Alphabet on Thursday became the fourth company in the world to reach a $1 trillion USD market value.
According to a new report from CNBC, shares of the Silicon Valley-based parent of Google on Thursday rose 0.8 percent to $1,450.16 USD, giving it a market capitalization of just over $1 trillion for the first time.
Alphabet — whose Google unit was founded in 1998 out of a garage in Menlo Park, California by Larry Page and Sergey Brin — joins the trillion-dollar club with fellow tech juggernauts Apple, Microsoft, and Amazon, all of which have reached the 12-zero milestone over the past two years.
Google is also facing the most tumultuous period of its 21-year history. The search giant is dealing with antitrust investigations from both state and federal officials. And members of its workforce are in open revolt, protesting Google’s work in China, contract with the Pentagon and handling of sexual harassment allegations against senior executives.

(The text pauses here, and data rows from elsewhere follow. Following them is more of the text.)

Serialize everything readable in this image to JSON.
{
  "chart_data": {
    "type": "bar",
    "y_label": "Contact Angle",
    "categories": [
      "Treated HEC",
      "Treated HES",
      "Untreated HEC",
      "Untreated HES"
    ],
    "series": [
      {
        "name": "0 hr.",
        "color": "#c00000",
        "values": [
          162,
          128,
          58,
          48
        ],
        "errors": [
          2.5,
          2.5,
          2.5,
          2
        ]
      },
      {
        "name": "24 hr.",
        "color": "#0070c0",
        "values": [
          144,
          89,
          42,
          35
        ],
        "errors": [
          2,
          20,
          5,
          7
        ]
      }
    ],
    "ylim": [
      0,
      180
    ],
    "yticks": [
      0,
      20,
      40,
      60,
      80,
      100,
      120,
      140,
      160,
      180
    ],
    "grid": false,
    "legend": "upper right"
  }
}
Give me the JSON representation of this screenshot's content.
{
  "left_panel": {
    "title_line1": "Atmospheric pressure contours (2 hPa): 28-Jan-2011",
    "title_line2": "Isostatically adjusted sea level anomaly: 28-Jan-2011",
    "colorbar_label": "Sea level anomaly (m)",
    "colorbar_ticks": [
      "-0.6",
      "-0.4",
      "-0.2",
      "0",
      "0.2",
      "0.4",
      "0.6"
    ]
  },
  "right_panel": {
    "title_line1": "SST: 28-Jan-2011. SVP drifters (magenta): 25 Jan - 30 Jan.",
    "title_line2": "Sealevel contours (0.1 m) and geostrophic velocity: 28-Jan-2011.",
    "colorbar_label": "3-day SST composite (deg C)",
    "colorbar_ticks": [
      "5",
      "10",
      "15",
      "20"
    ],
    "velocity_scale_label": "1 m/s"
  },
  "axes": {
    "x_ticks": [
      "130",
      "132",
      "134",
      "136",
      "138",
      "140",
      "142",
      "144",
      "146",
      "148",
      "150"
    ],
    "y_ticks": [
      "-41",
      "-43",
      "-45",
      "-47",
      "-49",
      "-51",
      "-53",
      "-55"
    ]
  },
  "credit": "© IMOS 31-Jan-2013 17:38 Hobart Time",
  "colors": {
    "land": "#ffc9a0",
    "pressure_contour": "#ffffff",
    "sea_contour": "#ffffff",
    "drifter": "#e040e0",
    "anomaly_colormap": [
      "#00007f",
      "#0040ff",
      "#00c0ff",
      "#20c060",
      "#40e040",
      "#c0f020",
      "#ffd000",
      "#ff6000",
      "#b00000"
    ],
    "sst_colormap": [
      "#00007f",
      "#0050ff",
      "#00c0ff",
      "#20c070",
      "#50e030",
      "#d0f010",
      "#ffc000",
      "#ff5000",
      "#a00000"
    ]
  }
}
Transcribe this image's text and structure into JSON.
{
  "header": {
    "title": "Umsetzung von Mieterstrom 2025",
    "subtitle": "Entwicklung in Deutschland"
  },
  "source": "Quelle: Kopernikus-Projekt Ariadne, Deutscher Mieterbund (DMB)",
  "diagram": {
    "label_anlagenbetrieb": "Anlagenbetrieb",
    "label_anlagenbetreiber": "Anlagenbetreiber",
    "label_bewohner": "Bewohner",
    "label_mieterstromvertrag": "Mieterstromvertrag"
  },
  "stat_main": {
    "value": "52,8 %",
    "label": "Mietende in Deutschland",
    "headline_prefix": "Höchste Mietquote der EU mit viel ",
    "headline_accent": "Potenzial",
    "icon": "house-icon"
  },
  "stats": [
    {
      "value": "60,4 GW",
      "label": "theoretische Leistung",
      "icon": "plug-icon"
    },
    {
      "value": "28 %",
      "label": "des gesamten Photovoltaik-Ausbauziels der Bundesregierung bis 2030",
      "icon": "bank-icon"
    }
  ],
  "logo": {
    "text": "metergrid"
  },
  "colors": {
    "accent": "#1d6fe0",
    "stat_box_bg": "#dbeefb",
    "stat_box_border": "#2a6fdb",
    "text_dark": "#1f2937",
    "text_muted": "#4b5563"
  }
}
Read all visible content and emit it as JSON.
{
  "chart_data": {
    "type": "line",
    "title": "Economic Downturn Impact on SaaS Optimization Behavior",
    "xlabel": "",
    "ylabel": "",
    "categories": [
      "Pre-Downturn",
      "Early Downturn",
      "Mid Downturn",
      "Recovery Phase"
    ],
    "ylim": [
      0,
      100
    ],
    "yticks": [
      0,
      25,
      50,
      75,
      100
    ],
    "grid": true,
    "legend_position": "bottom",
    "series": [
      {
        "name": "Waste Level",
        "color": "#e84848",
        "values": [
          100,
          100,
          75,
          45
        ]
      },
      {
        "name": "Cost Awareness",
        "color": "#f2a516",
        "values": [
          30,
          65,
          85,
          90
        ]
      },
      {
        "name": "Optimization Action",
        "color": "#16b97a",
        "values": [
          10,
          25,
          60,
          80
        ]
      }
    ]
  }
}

Still, those controversies largely haven’t hurt the value of Alphabet’s stock. The company’s digital advertising business is still a prime moneymaker — the company generated almost $140 billion USD in annual revenue in 2018. Alphabet is scheduled to report full-year 2019 earnings February 3.
Google restructured under the Alphabet umbrella in 2015, separating Google’s marquee internet businesses, like search, maps and YouTube, from more experimental “other bets” like driverless cars and med-tech projects.
Apple is currently the world’s most valuable company with a market cap of $1.4 trillion USD. Microsoft is valued at $1.3 trillion USD, while Amazon has recently slipped to $931 billion.